UCSD forged partnership with library. Trying to create a preservation grid with formal policies, nationwide grid with other institutions.
Panel Responders:
- Sayeed Choudhury, Associate Dean of University Libraries and Hodson Director of the Digital Research and Curation Center, Johns Hopkins University
Data Curation Issues and Challenges:
It makes sense to help scientists deal with public and higher levels of data, not the raw data.
Considerations: need to work within their systems, consider gateways for systems as part of infrastructure development (think about railroad gauge), focus on both human and tech components of infrastructure, human interoperability is more difficult than tech interoperability, trust is key!
Questions: What about the cloud or the crowd? Can Flickr help us with data curation? What are the fundamental differences between data and collections? Human readable vs. machine readable? How do we transfer principles into new practices? What are we trying to sustain? Data? Scholarship? Our organizations?
Supporting Virtual Orgs
- Thomas A. Finholt, Director, Collaboratory for Research on Electronic Work (CREW) and Research Professor & Associate Dean for Research and Innovation, School of Information, University of Michigan
Changing nature of geographically-distributed collaboration:
history: transition in terms of distributed work. Much of what came before (collaboratory, video conf) had a precedent but new emerging has no precedent (crowdsourcing, VO's), no traditional context leaves us a bit adrift.
Lesson 1: anticipate cultural differences.
Domain scientists: characteristics: power distance (bias toward seniority, hierarchical), individualist(solo PI, individual genius), masculine(adversial and competitive), uncertainty avoidance
CI developers: power distance (bias toward talent, egalitarian), collectivist(project model), masculine, embrace risk
Lesson 2: plan for first contact.
It can be tough to recognize successful innovations: first efforts are often awkward hybrids
Crowdsourcing: idea that we send out challenges and solutions come to us (ex. Innocentive website, Games with a Purpose). We don't know who is going to do the work, effort is contributed voluntarily -> incentives are important to motivate work
Delegation of organizational work: people can count on organizations to do some of the basic policy work. Much attention has focused on technology and processes to support social ties, alternative course is the use of technology to supplant social ties - > think of this as organizing without the work of organizing, questions of who to trust, who pays, permitted to use the resources are managed by middleware.

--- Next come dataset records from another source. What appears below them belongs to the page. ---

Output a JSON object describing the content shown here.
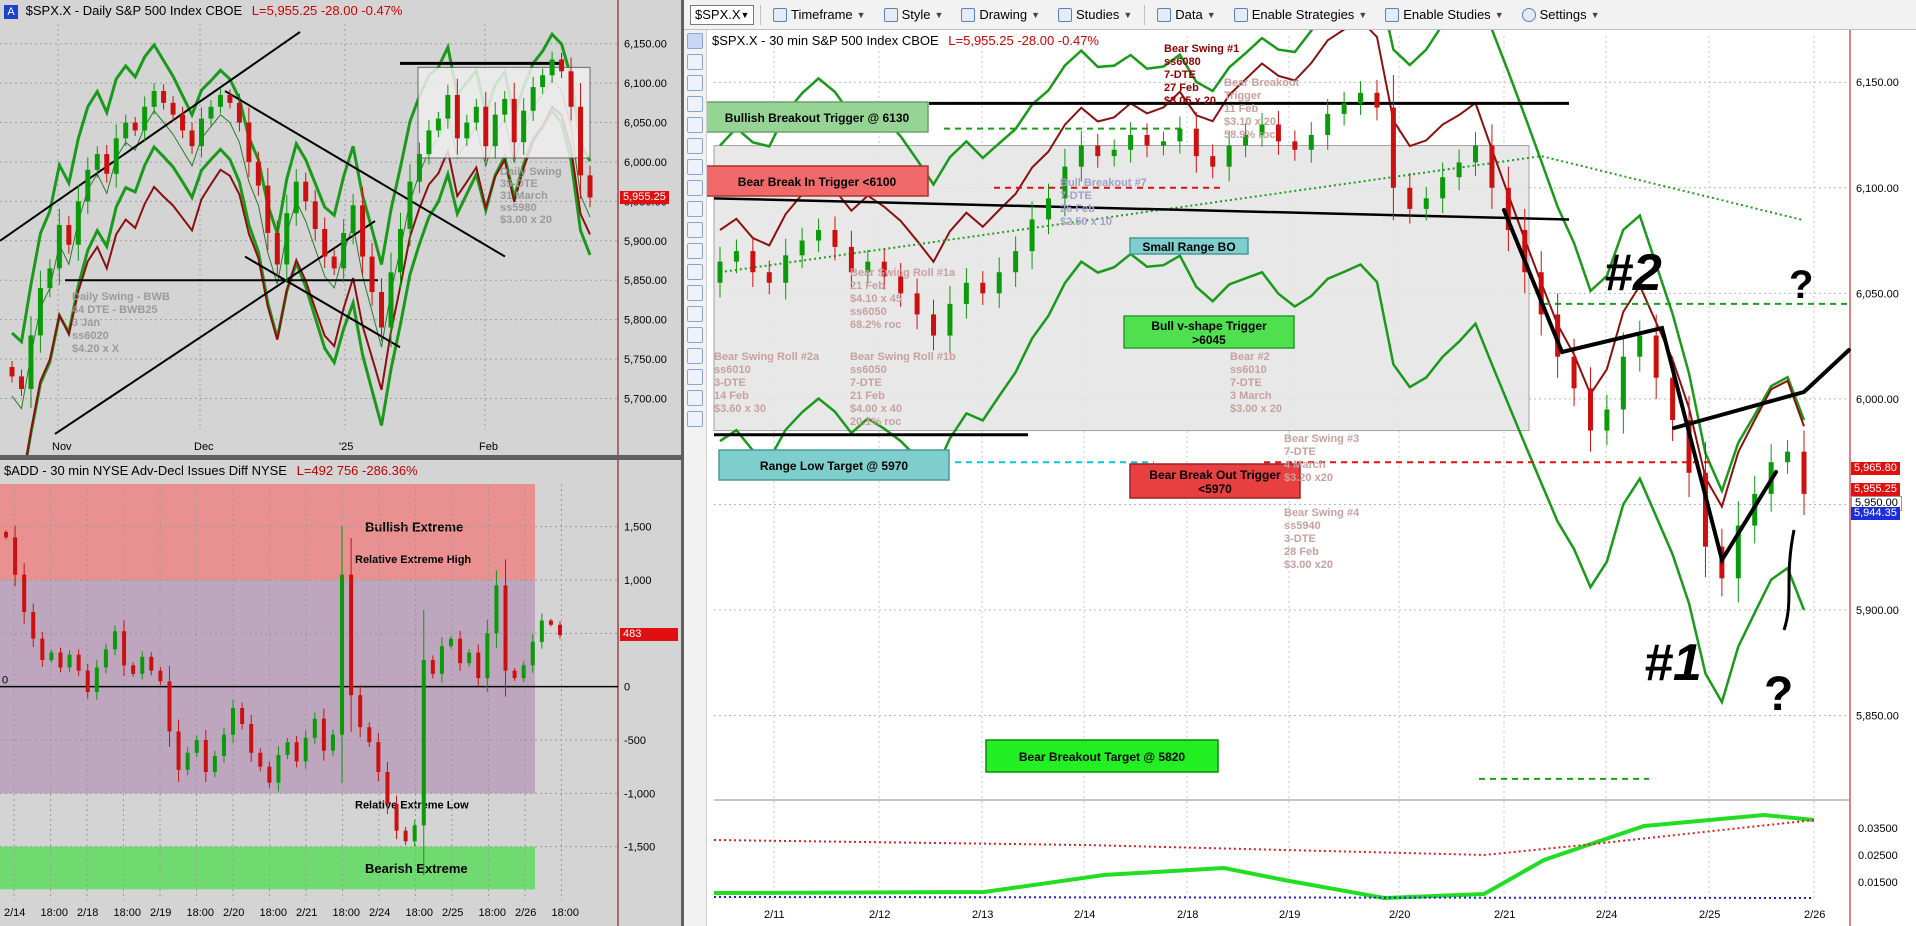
{
  "daily": {
    "title_badge": "A",
    "title": "$SPX.X - Daily  S&P 500 Index  CBOE",
    "quote": "L=5,955.25  -28.00  -0.47%",
    "last_tag": "5,955.25",
    "annotations": [
      {
        "id": "daily-swing-bwb",
        "lines": [
          "Daily Swing - BWB",
          "44 DTE - BWB25",
          "3 Jan",
          "ss6020",
          "$4.20 x X"
        ]
      },
      {
        "id": "daily-swing-35",
        "lines": [
          "Daily Swing",
          "35-DTE",
          "31 March",
          "ss5980",
          "$3.00 x 20"
        ]
      }
    ]
  },
  "add": {
    "title": "$ADD - 30 min  NYSE Adv-Decl Issues Diff  NYSE",
    "quote": "L=492  756  -286.36%",
    "last_tag": "483",
    "zones": {
      "top": "Bullish Extreme",
      "bottom": "Bearish Extreme"
    },
    "labels": {
      "high": "Relative Extreme High",
      "low": "Relative Extreme Low"
    },
    "zero_label": "0"
  },
  "toolbar": {
    "symbol": "$SPX.X",
    "items": [
      "Timeframe",
      "Style",
      "Drawing",
      "Studies",
      "Data",
      "Enable Strategies",
      "Enable Studies",
      "Settings"
    ]
  },
  "spx30": {
    "title": "$SPX.X - 30 min  S&P 500 Index  CBOE",
    "quote": "L=5,955.25  -28.00  -0.47%",
    "boxes": {
      "bull_breakout_trigger": "Bullish Breakout Trigger @ 6130",
      "bear_break_in_trigger": "Bear Break In Trigger <6100",
      "range_low_target": "Range Low Target @ 5970",
      "small_range_bo": "Small Range BO",
      "bull_vshape": [
        "Bull v-shape Trigger",
        ">6045"
      ],
      "bear_breakout_trigger": [
        "Bear Break Out Trigger",
        "<5970"
      ],
      "bear_breakout_target": "Bear Breakout Target @ 5820"
    },
    "annotations": [
      {
        "id": "bear-swing-1",
        "lines": [
          "Bear Swing #1",
          "ss6080",
          "7-DTE",
          "27 Feb",
          "$3.05 x 20"
        ]
      },
      {
        "id": "bear-breakout-faded",
        "lines": [
          "Bear Breakout",
          "Trigger",
          "11 Feb",
          "$3.10 x 20",
          "58.9% roc"
        ]
      },
      {
        "id": "bull-breakout-7",
        "lines": [
          "Bull Breakout #7",
          "7-DTE",
          "26 Feb",
          "$2.50 x 10"
        ]
      },
      {
        "id": "bear-swing-roll-1a",
        "lines": [
          "Bear Swing Roll #1a",
          "21 Feb",
          "$4.10 x 45",
          "ss6050",
          "68.2% roc"
        ]
      },
      {
        "id": "bear-swing-roll-2a",
        "lines": [
          "Bear Swing Roll #2a",
          "ss6010",
          "3-DTE",
          "14 Feb",
          "$3.60 x 30"
        ]
      },
      {
        "id": "bear-swing-roll-1b",
        "lines": [
          "Bear Swing Roll #1b",
          "ss6050",
          "7-DTE",
          "21 Feb",
          "$4.00 x 40",
          "20.1% roc"
        ]
      },
      {
        "id": "bear-2",
        "lines": [
          "Bear #2",
          "ss6010",
          "7-DTE",
          "3 March",
          "$3.00 x 20"
        ]
      },
      {
        "id": "bear-swing-3",
        "lines": [
          "Bear Swing #3",
          "7-DTE",
          "4 March",
          "$3.20 x20"
        ]
      },
      {
        "id": "bear-swing-4",
        "lines": [
          "Bear Swing #4",
          "ss5940",
          "3-DTE",
          "28 Feb",
          "$3.00 x20"
        ]
      }
    ],
    "hand_labels": {
      "two": "#2",
      "one": "#1",
      "q": "?"
    },
    "price_tags": {
      "p1": "5,965.80",
      "p2": "5,955.25",
      "p3": "5,950.00",
      "p4": "5,944.35"
    },
    "osc_axis": [
      "0.03500",
      "0.02500",
      "0.01500"
    ]
  },
  "chart_data": [
    {
      "type": "candlestick",
      "title": "$SPX.X - Daily  S&P 500 Index  CBOE",
      "x_ticks": [
        "Nov",
        "Dec",
        "'25",
        "Feb"
      ],
      "y_ticks": [
        5700,
        5750,
        5800,
        5850,
        5900,
        5950,
        6000,
        6050,
        6100,
        6150
      ],
      "ylim": [
        5660,
        6175
      ],
      "series_close": [
        5728,
        5712,
        5780,
        5840,
        5865,
        5920,
        5895,
        5950,
        5990,
        6010,
        5985,
        6030,
        6050,
        6040,
        6070,
        6090,
        6075,
        6060,
        6040,
        6020,
        6055,
        6070,
        6085,
        6075,
        6050,
        6000,
        5970,
        5910,
        5870,
        5935,
        5975,
        5950,
        5915,
        5880,
        5865,
        5910,
        5945,
        5880,
        5835,
        5790,
        5860,
        5915,
        5975,
        6010,
        6040,
        6055,
        6085,
        6030,
        6050,
        6070,
        6020,
        6060,
        6080,
        6025,
        6065,
        6095,
        6110,
        6130,
        6115,
        6070,
        5983,
        5955
      ],
      "last": 5955.25
    },
    {
      "type": "bar",
      "title": "$ADD - 30 min  NYSE Adv-Decl Issues Diff  NYSE",
      "x_ticks": [
        "2/14",
        "18:00",
        "2/18",
        "18:00",
        "2/19",
        "18:00",
        "2/20",
        "18:00",
        "2/21",
        "18:00",
        "2/24",
        "18:00",
        "2/25",
        "18:00",
        "2/26",
        "18:00"
      ],
      "y_ticks": [
        -1500,
        -1000,
        -500,
        0,
        500,
        1000,
        1500
      ],
      "ylim": [
        -2000,
        1900
      ],
      "values": [
        1400,
        1050,
        700,
        450,
        250,
        320,
        180,
        300,
        150,
        -50,
        180,
        350,
        520,
        200,
        120,
        280,
        150,
        50,
        -420,
        -780,
        -620,
        -500,
        -800,
        -650,
        -450,
        -200,
        -350,
        -620,
        -750,
        -900,
        -640,
        -520,
        -700,
        -480,
        -300,
        -600,
        -450,
        1050,
        -80,
        -380,
        -520,
        -800,
        -1100,
        -1350,
        -1450,
        -1300,
        250,
        120,
        380,
        450,
        220,
        320,
        80,
        500,
        950,
        150,
        80,
        200,
        420,
        620,
        580,
        483
      ],
      "last": 483
    },
    {
      "type": "candlestick",
      "title": "$SPX.X - 30 min  S&P 500 Index  CBOE",
      "x_ticks": [
        "2/11",
        "2/12",
        "2/13",
        "2/14",
        "2/18",
        "2/19",
        "2/20",
        "2/21",
        "2/24",
        "2/25",
        "2/26"
      ],
      "y_ticks": [
        5850,
        5900,
        5950,
        6000,
        6050,
        6100,
        6150
      ],
      "ylim": [
        5810,
        6170
      ],
      "series_close": [
        6065,
        6070,
        6060,
        6055,
        6068,
        6075,
        6080,
        6072,
        6060,
        6065,
        6058,
        6050,
        6040,
        6030,
        6045,
        6055,
        6050,
        6060,
        6070,
        6085,
        6095,
        6110,
        6120,
        6115,
        6118,
        6125,
        6120,
        6122,
        6128,
        6115,
        6110,
        6120,
        6125,
        6130,
        6122,
        6118,
        6125,
        6135,
        6140,
        6145,
        6138,
        6100,
        6090,
        6095,
        6105,
        6112,
        6120,
        6100,
        6080,
        6060,
        6040,
        6020,
        6005,
        5985,
        5995,
        6020,
        6030,
        6010,
        5990,
        5965,
        5930,
        5915,
        5940,
        5955,
        5970,
        5975,
        5955
      ],
      "last": 5955.25
    }
  ]
}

Group work is an inevitable fact of org life.
- Medha Devare, Life Sciences and Bioinformatics Librarian, Mann Library, Cornell University
Library contributions: technology choices, tools; tech support/guidance; subject expertise; understanding of research landscape; vision - user needs of the future?
Examples of library support: VIVO, DataStar (supports data-sharing among researchers)
DataStar: Data Staging Repository: supports data sharing, esp during research process, promotes publishing or archiving to discipline specific data centers and/or to Cornell's DR. Nascent stage
Reinventing the library? Librarians as middle-ware to facilitate process of connecting and creating coherence across disciplines - both VIVO and DataStar aid this.
Hope that both tools seamlessly interact with each other.
D. Scott Brandt, Associate Dean for Research, Purdue University Library
Tries to embed librarians in research teams. We have to redefine what we do, collect.